Ask yourself, “What does a great member experience look and feel like when you are done?” She explained elements of the initiative should include consideration of each department’s uniqueness and role but have strong threads of consistency. “For example, greeting members enthusiastically and intentionally using their name at your front desk will sound different than when greeting them before a massage service,” she said. “When the member’s name is used in both interactions, you have provided an appropriate and consistent experience across two departments.”
Once your vision is established you can then dig in and determine how you are going to operationalize it. Porter elaborated a vision is what you do.
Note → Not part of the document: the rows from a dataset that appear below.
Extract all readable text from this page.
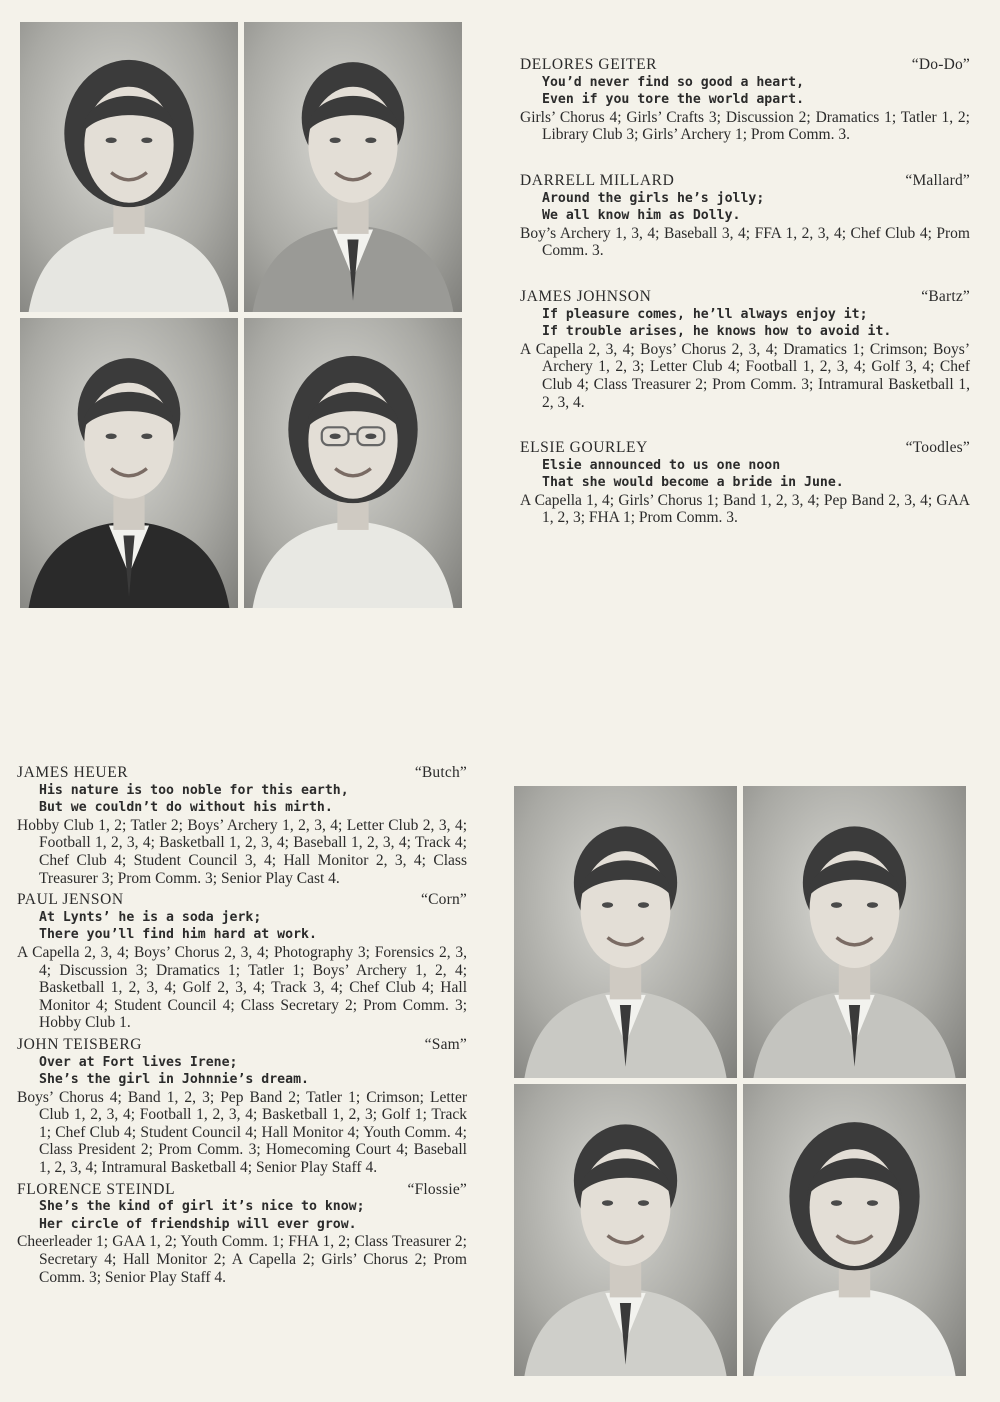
DELORES GEITER	“Do-Do”
You’d never find so good a heart,
Even if you tore the world apart.
Girls’ Chorus 4; Girls’ Crafts 3; Discussion 2; Dramatics 1; Tatler 1, 2; Library Club 3; Girls’ Archery 1; Prom Comm. 3.
DARRELL MILLARD	“Mallard”
Around the girls he’s jolly;
We all know him as Dolly.
Boy’s Archery 1, 3, 4; Baseball 3, 4; FFA 1, 2, 3, 4; Chef Club 4; Prom Comm. 3.
JAMES JOHNSON	“Bartz”
If pleasure comes, he’ll always enjoy it;
If trouble arises, he knows how to avoid it.
A Capella 2, 3, 4; Boys’ Chorus 2, 3, 4; Dramatics 1; Crimson; Boys’ Archery 1, 2, 3; Letter Club 4; Football 1, 2, 3, 4; Golf 3, 4; Chef Club 4; Class Treasurer 2; Prom Comm. 3; Intramural Basketball 1, 2, 3, 4.
ELSIE GOURLEY	“Toodles”
Elsie announced to us one noon
That she would become a bride in June.
A Capella 1, 4; Girls’ Chorus 1; Band 1, 2, 3, 4; Pep Band 2, 3, 4; GAA 1, 2, 3; FHA 1; Prom Comm. 3.
JAMES HEUER	“Butch”
His nature is too noble for this earth,
But we couldn’t do without his mirth.
Hobby Club 1, 2; Tatler 2; Boys’ Archery 1, 2, 3, 4; Letter Club 2, 3, 4; Football 1, 2, 3, 4; Basketball 1, 2, 3, 4; Baseball 1, 2, 3, 4; Track 4; Chef Club 4; Student Council 3, 4; Hall Monitor 2, 3, 4; Class Treasurer 3; Prom Comm. 3; Senior Play Cast 4.
PAUL JENSON	“Corn”
At Lynts’ he is a soda jerk;
There you’ll find him hard at work.
A Capella 2, 3, 4; Boys’ Chorus 2, 3, 4; Photography 3; Forensics 2, 3, 4; Discussion 3; Dramatics 1; Tatler 1; Boys’ Archery 1, 2, 4; Basketball 1, 2, 3, 4; Golf 2, 3, 4; Track 3, 4; Chef Club 4; Hall Monitor 4; Student Council 4; Class Secretary 2; Prom Comm. 3; Hobby Club 1.
JOHN TEISBERG	“Sam”
Over at Fort lives Irene;
She’s the girl in Johnnie’s dream.
Boys’ Chorus 4; Band 1, 2, 3; Pep Band 2; Tatler 1; Crimson; Letter Club 1, 2, 3, 4; Football 1, 2, 3, 4; Basketball 1, 2, 3; Golf 1; Track 1; Chef Club 4; Student Council 4; Hall Monitor 4; Youth Comm. 4; Class President 2; Prom Comm. 3; Homecoming Court 4; Baseball 1, 2, 3, 4; Intramural Basketball 4; Senior Play Staff 4.
FLORENCE STEINDL	“Flossie”
She’s the kind of girl it’s nice to know;
Her circle of friendship will ever grow.
Cheerleader 1; GAA 1, 2; Youth Comm. 1; FHA 1, 2; Class Treasurer 2; Secretary 4; Hall Monitor 2; A Capella 2; Girls’ Chorus 2; Prom Comm. 3; Senior Play Staff 4.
Creating an operational plan is necessary for your employees to know how to deliver your vision and, in this case, a great member experience.
“Determine your non-negotiable standards, which are behaviors that are critical to the vision and, frankly, required for employment,” said Porter. “Roles and responsibilities should be shared with the team, and training with some fun role playing gets everyone prepared for the show. Be sure to measure your progress and adjust as necessary. Consider each service mishap as an opportunity to learn and improve your plan.”
Being able to adjust and improve was a lesson many operators have learned the past two years navigating the COVID-19 pandemic — an event that has altered member expectations dramatically.
After not being able to work out indoors for months in some parts of the country, people have grown accustomed to outdoor workouts. To cater to this demand and make members happy, Fiorini said they added turf, four pickleball courts and one large tent to their outdoor pool area during the pandemic.
“We are also looking at technologies to allow access to these outdoor venues year round, not just with staff supervision,” explained Fiorini. “We’ve recently repurposed an indoor soccer field into a multipurpose court with basketball, pickleball, volleyball, badminton and futsal. The club is not afraid to make challenging decisions and repurpose space to meet the changing needs of the membership and marketplace.”
There are various factors that can impact your member experience and many things you can put in place to keep your members happy and coming back. From knowing the community you serve to staff training and even your program offerings, improving the member experience at your facility is ever-evolving and should always be priority No. 1.